Nach der Führung ließen sich die Stuttgarter allerdings erstaunlich schnell in die Defensive drängen. Der FC Unirea war fortan erstmal Herr im fremden Haus und setzte die Gäste zumeist mit langen Bällen in die Spitze und Angriffe über die Außenbahnen zunehmend unter Druck. Die größte Chance zum Ausgleich vergab dabei in der 32. Minute Marius Bilasco - der Mittelstürmer verfehlte aber aus fünf Metern das Tor.

Heimelf trifft kurz nach der Pause

Die Passivität des VfB wurde kurz nach der Pause bestraft. Rechtsaußen Serban Varga erzielte mit einem Schuss aus gut zwölf Metern aus halbrechter Position den verdienten Ausgleich für den rumänischen Meister (48.). Torhüter Jens Lehmann war chancenlos. Heraufbeschworen hatte die Situation allerdings Timo Gebhart mit einem völlig verunglückten Kopfball im eigenen Strafraum.

Schlussoffensive bleibt ohne Wirkung

Erst nach dem Gegentreffer taten die Gäste wieder mehr für die Offensive.

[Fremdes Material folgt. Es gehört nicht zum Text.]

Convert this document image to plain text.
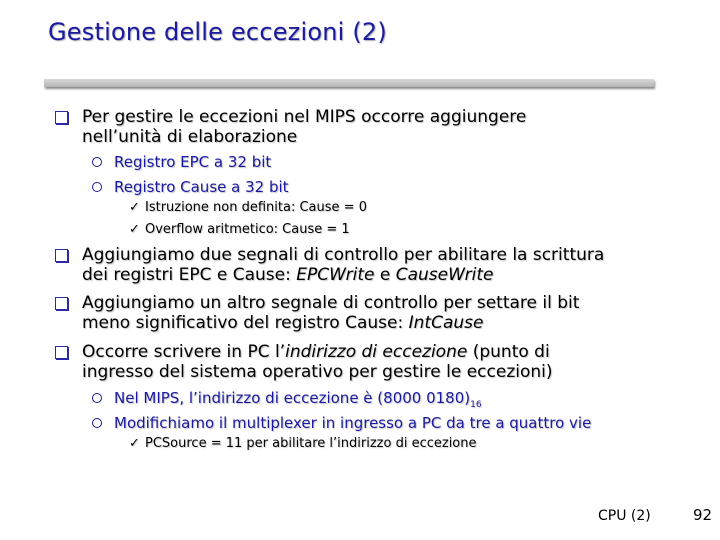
Gestione delle eccezioni (2)
Per gestire le eccezioni nel MIPS occorre aggiungere
nell’unità di elaborazione
Registro EPC a 32 bit
Registro Cause a 32 bit
✓ Istruzione non definita: Cause = 0
✓ Overflow aritmetico: Cause = 1
Aggiungiamo due segnali di controllo per abilitare la scrittura
dei registri EPC e Cause: EPCWrite e CauseWrite
Aggiungiamo un altro segnale di controllo per settare il bit
meno significativo del registro Cause: IntCause
Occorre scrivere in PC l’indirizzo di eccezione (punto di
ingresso del sistema operativo per gestire le eccezioni)
Nel MIPS, l’indirizzo di eccezione è (8000 $0180)_{16}$
Modifichiamo il multiplexer in ingresso a PC da tre a quattro vie
✓ PCSource = 11 per abilitare l’indirizzo di eccezione
CPU (2)	92
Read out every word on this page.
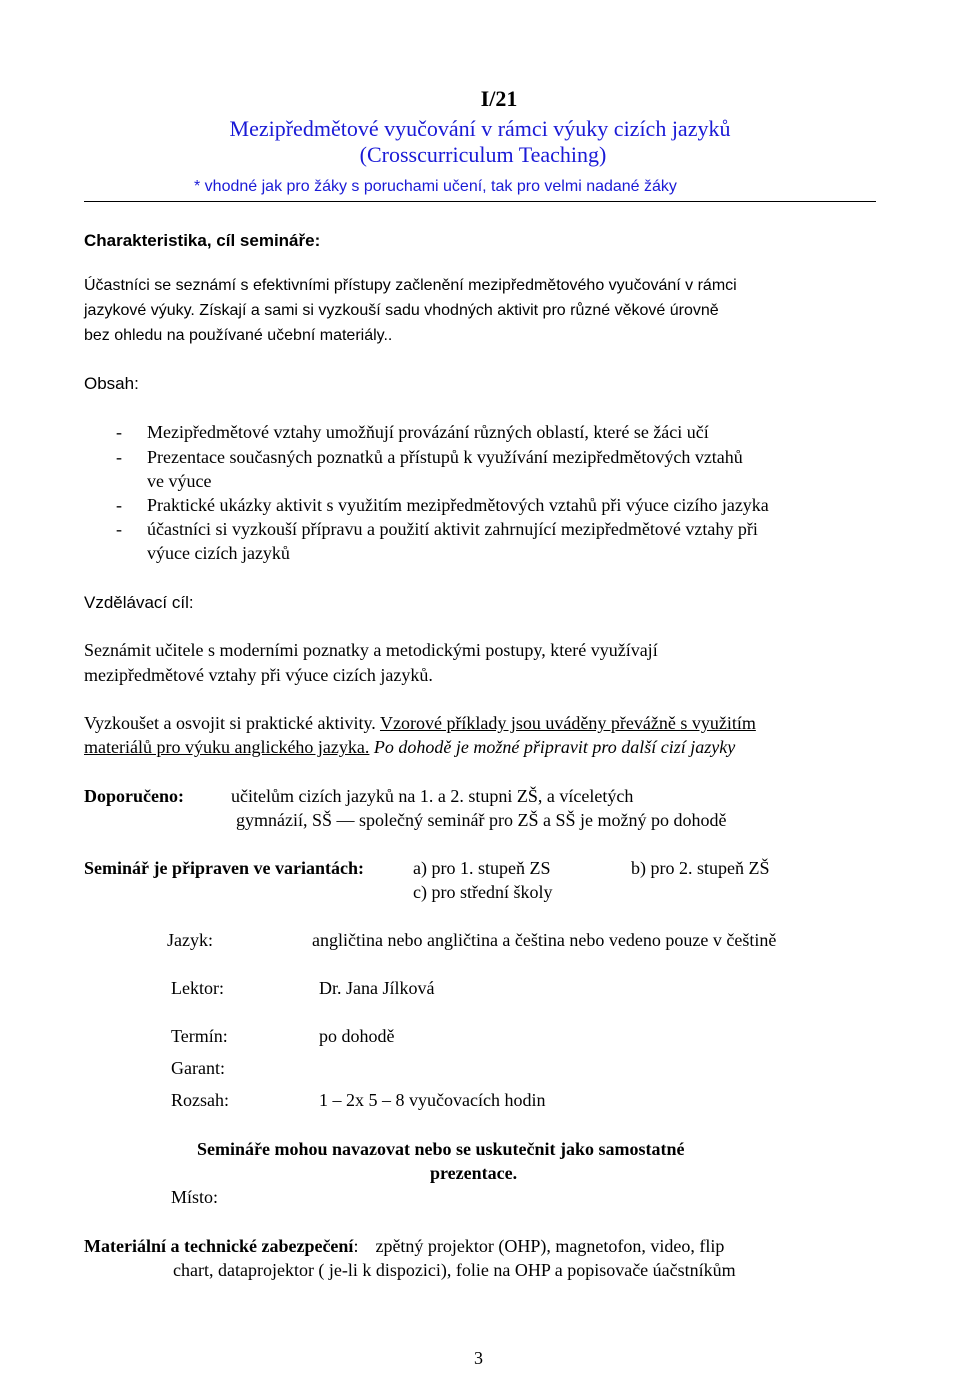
I/21
Mezipředmětové vyučování v rámci výuky cizích jazyků
(Crosscurriculum Teaching)
* vhodné jak pro žáky s poruchami učení, tak pro velmi nadané žáky
Charakteristika, cíl semináře:
Účastníci se seznámí s efektivními přístupy začlenění mezipředmětového vyučování v rámci
jazykové výuky. Získají a sami si vyzkouší sadu vhodných aktivit pro různé věkové úrovně
bez ohledu na používané učební materiály..
Obsah:
- Mezipředmětové vztahy umožňují provázání různých oblastí, které se žáci učí
- Prezentace současných poznatků a přístupů k využívání mezipředmětových vztahů
ve výuce
- Praktické ukázky aktivit s využitím mezipředmětových vztahů při výuce cizího jazyka
- účastníci si vyzkouší přípravu a použití aktivit zahrnující mezipředmětové vztahy při
výuce cizích jazyků
Vzdělávací cíl:
Seznámit učitele s moderními poznatky a metodickými postupy, které využívají
mezipředmětové vztahy při výuce cizích jazyků.
Vyzkoušet a osvojit si praktické aktivity. Vzorové příklady jsou uváděny převážně s využitím
materiálů pro výuku anglického jazyka. Po dohodě je možné připravit pro další cizí jazyky
Doporučeno:	učitelům cizích jazyků na 1. a 2. stupni ZŠ, a víceletých
gymnázií, SŠ — společný seminář pro ZŠ a SŠ je možný po dohodě
Seminář je připraven ve variantách:	a) pro 1. stupeň ZS	b) pro 2. stupeň ZŠ
c) pro střední školy
Jazyk:	angličtina nebo angličtina a čeština nebo vedeno pouze v češtině
Lektor:	Dr. Jana Jílková
Termín:	po dohodě
Garant:
Rozsah:	1 – 2x 5 – 8 vyučovacích hodin
Semináře mohou navazovat nebo se uskutečnit jako samostatné
prezentace.
Místo:
Materiální a technické zabezpečení: zpětný projektor (OHP), magnetofon, video, flip
chart, dataprojektor ( je-li k dispozici), folie na OHP a popisovače úačstníkům
3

So prüfte einmal Pogrebnjak den rumänischen Schlussmann Giedrius Arlauskis von der Strafraumgrenze (55.). Außerdem tauchte Ciprian Marica zweimal gefährlich vor dem Tor auf (57./63.). Die beste Chance vergab Roberto Hilbert (84.), als er aus kurzer Entfernung über das Tor schoss. Beim deutschen Meister von 2007 verdiente sich Torschütze Tasci die Bestnote. Bei den Rumänen, die ihre Heimspiele auf Geheiß der Europäischen Fußball-Union (UEFA) im rund 60 Kilometer entfernten Bukarest austragen müssen, wusste Varga zu gefallen.